Stattdessen ging ich weiter Richtung Botanic Gardens. Dazwischen lag ein Viertel, dass durch und durch loyalistisch war und in dem ich auch zum ersten Mal die geballte rote Faust der UVF an einer Hauswand sah. Ich traute mich jedoch nicht, sie zu fotografieren, da überall Jugendliche in Trainingsanzügen herumstanden. Das erinnerte mich an The Fountain in Derry. Ich ging weiter zum Ulster Museum, wo ich ein paar Notizbücher kaufte. Ganz in der Nähe, gegenüber der Queen’s University, befindet sich ein Antiquariat, auf dessen Besuch ich mich schon die ganze Reise über gefreut hatte. Dort hatte ich meine Collected Poems of W.B. Yeats erstanden, sowie eine Taschenbucherstausgabe von Dannie Abses O. Jones, O. Jones, eins der witzigsten Bücher, die jemals geschrieben wurden. Der Laden war kleiner, als ich in Erinnerung hatte, aber gut sortiert. Ich suchte mir ein paar Bücher, die ich schon immer hatte lesen wollen und die so dünn waren, dass sie kaum etwas wogen – Franny and Zooey von J.D. Salinger und The Bellarosa Connection von Saul Bellow, dazu The Picture of Dorian Gray von Oscar Wilde. Das hatte ich noch nicht gelesen, aber zu Hause, sodass ich diese Ausgabe im Hostel zurücklassen konnte. Alle drei bekam ich für £5.70, da kann man nicht meckern.

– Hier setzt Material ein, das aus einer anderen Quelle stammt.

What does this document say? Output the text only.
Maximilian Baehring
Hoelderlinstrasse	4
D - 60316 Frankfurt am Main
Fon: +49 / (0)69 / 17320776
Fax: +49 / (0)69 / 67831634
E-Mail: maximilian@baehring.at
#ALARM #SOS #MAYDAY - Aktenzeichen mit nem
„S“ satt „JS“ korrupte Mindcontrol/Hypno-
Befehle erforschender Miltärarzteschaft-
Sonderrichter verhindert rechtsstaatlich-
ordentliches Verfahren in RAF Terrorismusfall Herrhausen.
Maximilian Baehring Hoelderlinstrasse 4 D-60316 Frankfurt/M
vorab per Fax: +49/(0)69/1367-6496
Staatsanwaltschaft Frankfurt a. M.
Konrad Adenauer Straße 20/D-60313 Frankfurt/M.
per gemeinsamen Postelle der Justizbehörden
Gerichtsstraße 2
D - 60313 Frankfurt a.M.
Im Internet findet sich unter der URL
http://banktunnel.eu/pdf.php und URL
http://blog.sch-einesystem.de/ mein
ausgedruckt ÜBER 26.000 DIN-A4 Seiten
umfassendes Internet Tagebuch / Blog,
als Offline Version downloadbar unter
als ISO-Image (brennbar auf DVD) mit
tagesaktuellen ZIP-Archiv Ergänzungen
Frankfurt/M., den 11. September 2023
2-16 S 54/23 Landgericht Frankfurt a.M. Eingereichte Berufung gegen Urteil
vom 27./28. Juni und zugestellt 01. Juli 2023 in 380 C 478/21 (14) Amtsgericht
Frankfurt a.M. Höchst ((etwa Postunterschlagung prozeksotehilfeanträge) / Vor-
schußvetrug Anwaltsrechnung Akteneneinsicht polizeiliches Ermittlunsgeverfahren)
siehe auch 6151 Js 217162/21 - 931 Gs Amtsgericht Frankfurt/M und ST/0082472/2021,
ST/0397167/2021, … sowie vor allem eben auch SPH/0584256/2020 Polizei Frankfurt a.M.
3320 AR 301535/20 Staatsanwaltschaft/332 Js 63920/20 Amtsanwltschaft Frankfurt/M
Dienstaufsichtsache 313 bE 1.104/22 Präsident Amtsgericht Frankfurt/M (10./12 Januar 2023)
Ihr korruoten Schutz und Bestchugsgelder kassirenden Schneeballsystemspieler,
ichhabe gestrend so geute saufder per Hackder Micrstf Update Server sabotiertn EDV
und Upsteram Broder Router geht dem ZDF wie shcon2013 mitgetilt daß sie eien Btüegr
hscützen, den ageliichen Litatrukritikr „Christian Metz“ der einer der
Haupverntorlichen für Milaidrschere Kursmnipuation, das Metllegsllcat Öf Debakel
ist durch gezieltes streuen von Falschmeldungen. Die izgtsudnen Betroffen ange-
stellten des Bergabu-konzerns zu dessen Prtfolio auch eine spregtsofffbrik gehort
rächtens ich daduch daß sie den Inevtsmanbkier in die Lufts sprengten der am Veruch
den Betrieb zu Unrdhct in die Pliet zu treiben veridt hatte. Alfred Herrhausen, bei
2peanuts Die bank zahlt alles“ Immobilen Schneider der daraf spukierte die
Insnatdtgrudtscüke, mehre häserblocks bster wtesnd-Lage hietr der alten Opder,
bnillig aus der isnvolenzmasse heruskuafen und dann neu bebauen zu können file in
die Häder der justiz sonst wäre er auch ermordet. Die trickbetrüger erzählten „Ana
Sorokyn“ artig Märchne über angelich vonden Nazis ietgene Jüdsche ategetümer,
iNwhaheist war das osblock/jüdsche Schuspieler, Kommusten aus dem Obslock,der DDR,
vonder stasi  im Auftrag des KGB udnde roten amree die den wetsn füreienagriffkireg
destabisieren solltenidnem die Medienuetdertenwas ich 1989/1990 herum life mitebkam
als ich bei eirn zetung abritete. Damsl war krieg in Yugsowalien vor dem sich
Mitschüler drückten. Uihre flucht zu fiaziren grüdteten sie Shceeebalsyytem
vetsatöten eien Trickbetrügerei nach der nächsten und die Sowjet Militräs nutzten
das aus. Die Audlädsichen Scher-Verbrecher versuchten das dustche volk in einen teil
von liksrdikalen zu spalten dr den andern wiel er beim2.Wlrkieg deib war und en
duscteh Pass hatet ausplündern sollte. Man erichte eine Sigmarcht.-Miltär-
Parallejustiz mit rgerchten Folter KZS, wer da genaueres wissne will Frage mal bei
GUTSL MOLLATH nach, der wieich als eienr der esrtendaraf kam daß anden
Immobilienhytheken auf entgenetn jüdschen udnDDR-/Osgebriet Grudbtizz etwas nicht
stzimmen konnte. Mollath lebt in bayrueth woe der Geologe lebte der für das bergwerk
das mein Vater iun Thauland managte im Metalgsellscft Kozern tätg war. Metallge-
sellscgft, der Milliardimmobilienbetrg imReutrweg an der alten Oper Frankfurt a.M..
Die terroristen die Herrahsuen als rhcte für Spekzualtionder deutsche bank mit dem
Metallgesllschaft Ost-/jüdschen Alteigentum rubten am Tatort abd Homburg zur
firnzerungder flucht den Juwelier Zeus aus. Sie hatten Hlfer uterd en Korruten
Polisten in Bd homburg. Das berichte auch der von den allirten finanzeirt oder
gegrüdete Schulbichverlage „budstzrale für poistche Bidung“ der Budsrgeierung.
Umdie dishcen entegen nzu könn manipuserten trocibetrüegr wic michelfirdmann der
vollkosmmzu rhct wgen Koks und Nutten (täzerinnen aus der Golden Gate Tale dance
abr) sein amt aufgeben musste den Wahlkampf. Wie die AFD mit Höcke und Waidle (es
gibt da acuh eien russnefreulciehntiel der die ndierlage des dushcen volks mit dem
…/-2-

Da ich schon einmal shoppen war, dachte ich, dass ich mich in der Innenstadt auch gleich nach Mitbringseln für die Familie umsehen kann. In dem Geschenkeshop in der Royal Avenue hatten sie jedoch nur Kitsch und auch die Sachen im Welcome Centre fand ich lahm und überteuert. Ich ging dann noch in die Linen Hall Library und las ein bisschen was über Yeats, bevor sie mal wieder viel zu früh schlossen.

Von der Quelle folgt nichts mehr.